The tourism company employs approximately 1 100 people on a permanent basis, contributes N$202 million to suppliers, N$118 million in salaries and bonuses, N$70 million in levies and taxes to the government and an additional N$5 million to conservancies and community funds.
Approximately N$5 million in total is handed out to those Namibians in need as well as goodwill contributions to the vulnerable members of society.

 

Joubert said while Gondwana was relieved to realize that the devastation of COVID-19 and the State of Emergency was covered by its Hollard policy, their optimism quickly turned into concern as it became clear that Hollard is not prepared to honour its commitments in terms of the policy and therefore Gondwana now has to approach the Namibian High Court for a decision.

 

“From the start, it must have been clear to Hollard that it was insuring the eventuality that Gondwana’s entire operation would be affected by an infectious and contagious disease.

 

“If this were not so, Hollard would have been accepting a premium and issued a policy where it knew that the cover it sold would not be provided,” Joubert pointed out in his affidavit.

 

Gondwana said the cover was not based on the amount of the premium but instead on the comprehensiveness of the cover and Hollard was not the cheapest quote received in the process.

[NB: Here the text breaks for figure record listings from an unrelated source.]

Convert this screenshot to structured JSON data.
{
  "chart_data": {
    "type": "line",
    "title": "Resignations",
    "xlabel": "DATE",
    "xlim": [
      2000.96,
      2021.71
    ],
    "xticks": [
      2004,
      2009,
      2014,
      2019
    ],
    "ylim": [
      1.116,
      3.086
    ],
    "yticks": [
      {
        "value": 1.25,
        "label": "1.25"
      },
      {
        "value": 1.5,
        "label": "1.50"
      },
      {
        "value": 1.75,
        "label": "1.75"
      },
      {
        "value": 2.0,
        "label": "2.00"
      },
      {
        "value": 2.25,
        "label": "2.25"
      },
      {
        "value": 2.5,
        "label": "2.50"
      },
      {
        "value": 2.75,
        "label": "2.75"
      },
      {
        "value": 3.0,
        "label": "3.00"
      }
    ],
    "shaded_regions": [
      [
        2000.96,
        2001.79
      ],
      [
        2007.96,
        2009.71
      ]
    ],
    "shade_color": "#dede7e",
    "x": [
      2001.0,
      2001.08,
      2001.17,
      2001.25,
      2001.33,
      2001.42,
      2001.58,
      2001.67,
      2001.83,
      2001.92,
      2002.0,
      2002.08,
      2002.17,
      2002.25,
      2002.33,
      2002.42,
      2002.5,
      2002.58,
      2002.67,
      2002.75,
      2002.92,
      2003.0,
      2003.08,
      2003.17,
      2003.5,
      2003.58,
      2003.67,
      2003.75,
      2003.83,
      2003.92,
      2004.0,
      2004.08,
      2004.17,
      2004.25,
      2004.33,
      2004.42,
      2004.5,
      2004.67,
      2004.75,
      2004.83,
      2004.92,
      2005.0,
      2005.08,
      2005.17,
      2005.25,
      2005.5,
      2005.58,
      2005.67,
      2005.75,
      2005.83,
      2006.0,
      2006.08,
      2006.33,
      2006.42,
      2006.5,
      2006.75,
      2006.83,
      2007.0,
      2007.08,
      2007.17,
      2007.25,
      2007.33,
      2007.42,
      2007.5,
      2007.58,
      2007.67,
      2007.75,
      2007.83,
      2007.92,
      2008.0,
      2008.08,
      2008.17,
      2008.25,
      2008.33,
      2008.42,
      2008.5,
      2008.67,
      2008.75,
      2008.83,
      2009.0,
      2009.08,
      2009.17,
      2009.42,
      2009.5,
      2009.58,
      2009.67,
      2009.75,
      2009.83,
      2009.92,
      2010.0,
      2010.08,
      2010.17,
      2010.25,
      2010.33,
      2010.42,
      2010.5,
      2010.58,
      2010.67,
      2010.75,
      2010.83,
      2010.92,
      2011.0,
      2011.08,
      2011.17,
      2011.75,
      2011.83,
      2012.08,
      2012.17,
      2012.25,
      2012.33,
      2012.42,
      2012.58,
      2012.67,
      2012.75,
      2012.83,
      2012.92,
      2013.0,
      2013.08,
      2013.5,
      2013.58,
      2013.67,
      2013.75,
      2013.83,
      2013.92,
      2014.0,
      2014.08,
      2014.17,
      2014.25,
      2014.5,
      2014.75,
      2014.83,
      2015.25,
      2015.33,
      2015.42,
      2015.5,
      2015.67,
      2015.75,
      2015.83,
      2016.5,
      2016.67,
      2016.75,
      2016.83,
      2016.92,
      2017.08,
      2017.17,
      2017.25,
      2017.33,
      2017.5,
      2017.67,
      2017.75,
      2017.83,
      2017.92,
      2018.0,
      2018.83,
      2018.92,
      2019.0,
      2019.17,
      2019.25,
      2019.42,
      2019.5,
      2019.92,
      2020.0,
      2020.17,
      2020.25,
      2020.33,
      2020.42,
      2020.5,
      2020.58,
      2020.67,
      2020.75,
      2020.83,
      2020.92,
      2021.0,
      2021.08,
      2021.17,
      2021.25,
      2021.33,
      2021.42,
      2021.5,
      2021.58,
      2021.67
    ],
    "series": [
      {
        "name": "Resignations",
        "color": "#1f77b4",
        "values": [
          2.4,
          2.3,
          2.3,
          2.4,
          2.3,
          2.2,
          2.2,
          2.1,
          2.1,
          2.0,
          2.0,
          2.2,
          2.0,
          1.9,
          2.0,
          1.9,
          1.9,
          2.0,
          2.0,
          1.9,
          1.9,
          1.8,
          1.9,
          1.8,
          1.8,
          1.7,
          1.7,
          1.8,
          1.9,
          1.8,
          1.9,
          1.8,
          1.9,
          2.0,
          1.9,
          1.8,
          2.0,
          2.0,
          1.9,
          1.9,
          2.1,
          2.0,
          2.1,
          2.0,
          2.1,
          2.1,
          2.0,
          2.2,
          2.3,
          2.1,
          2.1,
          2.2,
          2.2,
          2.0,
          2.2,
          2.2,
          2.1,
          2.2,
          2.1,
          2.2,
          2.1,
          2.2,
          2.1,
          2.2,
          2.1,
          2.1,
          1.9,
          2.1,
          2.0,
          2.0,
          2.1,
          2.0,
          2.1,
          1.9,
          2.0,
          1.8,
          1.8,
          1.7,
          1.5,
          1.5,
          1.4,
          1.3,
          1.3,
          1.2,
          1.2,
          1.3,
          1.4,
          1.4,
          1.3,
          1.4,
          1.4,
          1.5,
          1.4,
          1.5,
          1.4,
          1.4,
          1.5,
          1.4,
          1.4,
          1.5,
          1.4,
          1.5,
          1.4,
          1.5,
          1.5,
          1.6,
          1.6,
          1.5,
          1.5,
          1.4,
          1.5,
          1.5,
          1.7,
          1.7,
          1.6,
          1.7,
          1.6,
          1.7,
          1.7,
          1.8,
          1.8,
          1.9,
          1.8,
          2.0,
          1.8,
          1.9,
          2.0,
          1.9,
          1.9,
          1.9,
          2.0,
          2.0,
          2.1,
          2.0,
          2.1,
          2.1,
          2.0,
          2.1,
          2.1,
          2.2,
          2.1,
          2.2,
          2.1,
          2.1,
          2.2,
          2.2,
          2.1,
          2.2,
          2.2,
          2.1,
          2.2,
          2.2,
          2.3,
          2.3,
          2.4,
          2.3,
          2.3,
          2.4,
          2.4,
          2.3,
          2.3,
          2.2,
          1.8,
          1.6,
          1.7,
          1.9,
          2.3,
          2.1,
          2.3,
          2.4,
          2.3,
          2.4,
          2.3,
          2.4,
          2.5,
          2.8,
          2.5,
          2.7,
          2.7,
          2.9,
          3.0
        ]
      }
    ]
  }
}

Despite having obtained cover for precisely such outbreaks, Hollard now seeks to retract from its contractual obligations.

 

Joubert says although Hollard states that it is considering the claim it has provided, there is no indication of how long the process will take.
“Gondwana can simply not afford to wait any longer and must bring the application now to be heard in March 2021 or run the risk that it might not be around to pursue the claim.

 

Joubert points out that specific condition of the Business Interruption Section of the claim would potentially allow Hollard to avoid its obligations if Gondwana is wound up.